My 2 DSs are 7 and 9 and they don't get pocket money yet. We still use money as a reward and incentive for good behaviour and good deeds - they can earn £1 if they get 10 out of 10 at a spelling test or wash the car for example. They each have a piggy bank where they keep their coins in. Older DS tends to scatter them a bit so an app like Rooster Money does sound like a good idea which we may well use in the future. It might also help us decide how much pocket money to give when the time comes! Smile

HerRoyalNotness · 28/09/2016 12:54

I give our 6 and 9yo's $1 per week for each year of age.

So my 6yo gets $6 a week.

Any less and there is nothing really worthwhile they can buy. If I have them $1/2 a week, it would take too long to save for things and be counterproductive, if they spent it straight away it would only be enough for sweets or a small destined for landfill pocket toy.

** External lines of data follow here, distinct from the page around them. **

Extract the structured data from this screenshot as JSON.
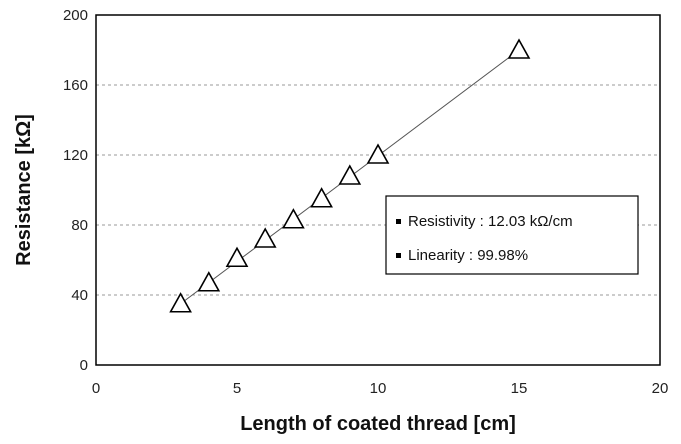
{
  "chart_data": {
    "type": "scatter",
    "title": "",
    "xlabel": "Length of coated thread [cm]",
    "ylabel": "Resistance [kΩ]",
    "xlim": [
      0,
      20
    ],
    "ylim": [
      0,
      200
    ],
    "xticks": [
      "0",
      "5",
      "10",
      "15",
      "20"
    ],
    "yticks": [
      "0",
      "40",
      "80",
      "120",
      "160",
      "200"
    ],
    "grid": "horizontal dashed",
    "marker": "open triangle",
    "series": [
      {
        "x": [
          3,
          4,
          5,
          6,
          7,
          8,
          9,
          10,
          15
        ],
        "y": [
          35,
          47,
          61,
          72,
          83,
          95,
          108,
          120,
          180
        ]
      }
    ],
    "fit_line": {
      "x": [
        3,
        15
      ],
      "y": [
        35,
        180
      ]
    },
    "annotations": [
      "Resistivity : 12.03 kΩ/cm",
      "Linearity : 99.98%"
    ],
    "annotation_placement": "right-center"
  }
}
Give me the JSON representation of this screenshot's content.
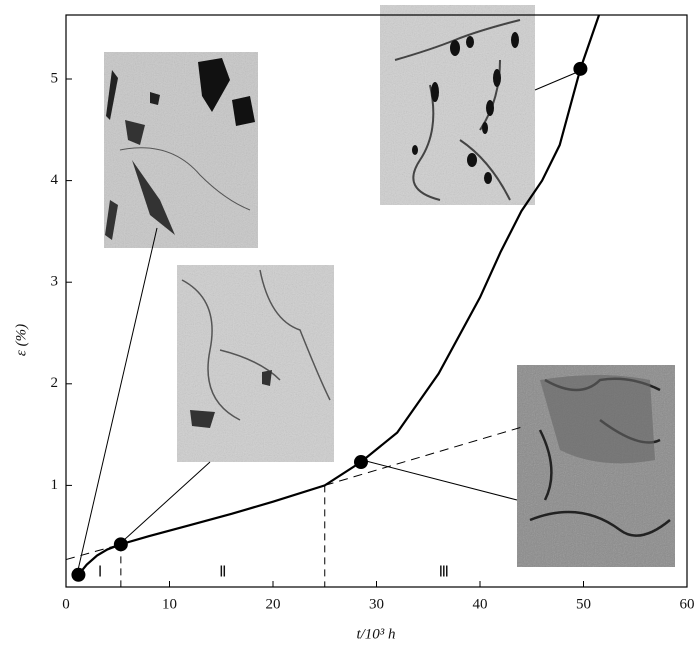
{
  "chart_data": {
    "type": "line",
    "xlabel": "t/10³ h",
    "ylabel": "ε (%)",
    "xlim": [
      0,
      60
    ],
    "ylim": [
      0,
      5.63
    ],
    "xticks": [
      0,
      10,
      20,
      30,
      40,
      50,
      60
    ],
    "yticks": [
      1,
      2,
      3,
      4,
      5
    ],
    "x": [
      1.2,
      2,
      3,
      4,
      5.3,
      8,
      12,
      16,
      20,
      25,
      28.5,
      32,
      36,
      40,
      42,
      44,
      46,
      47.7,
      49.7,
      51.5
    ],
    "series": [
      {
        "color": "#000000",
        "values": [
          0.12,
          0.22,
          0.31,
          0.37,
          0.42,
          0.5,
          0.61,
          0.72,
          0.84,
          1.0,
          1.23,
          1.52,
          2.1,
          2.85,
          3.3,
          3.7,
          4.0,
          4.35,
          5.1,
          5.63
        ]
      }
    ],
    "points": {
      "x": [
        1.2,
        5.3,
        28.5,
        49.7
      ],
      "values": [
        0.12,
        0.42,
        1.23,
        5.1
      ]
    },
    "stage_boundaries": [
      5.3,
      25
    ],
    "stage_labels": [
      "Ⅰ",
      "Ⅱ",
      "Ⅲ"
    ]
  }
}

They go to the toy store once a month and buy something, usually use all of it. General toys, Lego or a game for the Wii U. I don't buy any other toys for them now unless birthdays or Xmas, so this aspect works well.

They haven't grasped the concept of saving any, if something is too expensive they won't wait and will just buy something else they want, cheaper. They've pooled their money before and bought something together they couldn't afford a lone.

There is no expectation of chores in return for money, hey need to do chores as they live here and should contribute anyway.

The app looks interesting, I will give it a go and show them how it works, to hopefully get them on a little saving streak as well.

fei0131 · 28/09/2016 13:12

Very interesting to see how much others are giving! At the moment we give our 6 and 3 year old £1 a week and they usually spend it on small toys or a comic every couple of weeks. I don't want to link pocket money to chores because I want them to learn that chores are part of being a member of the family and done to help out, rather than for money!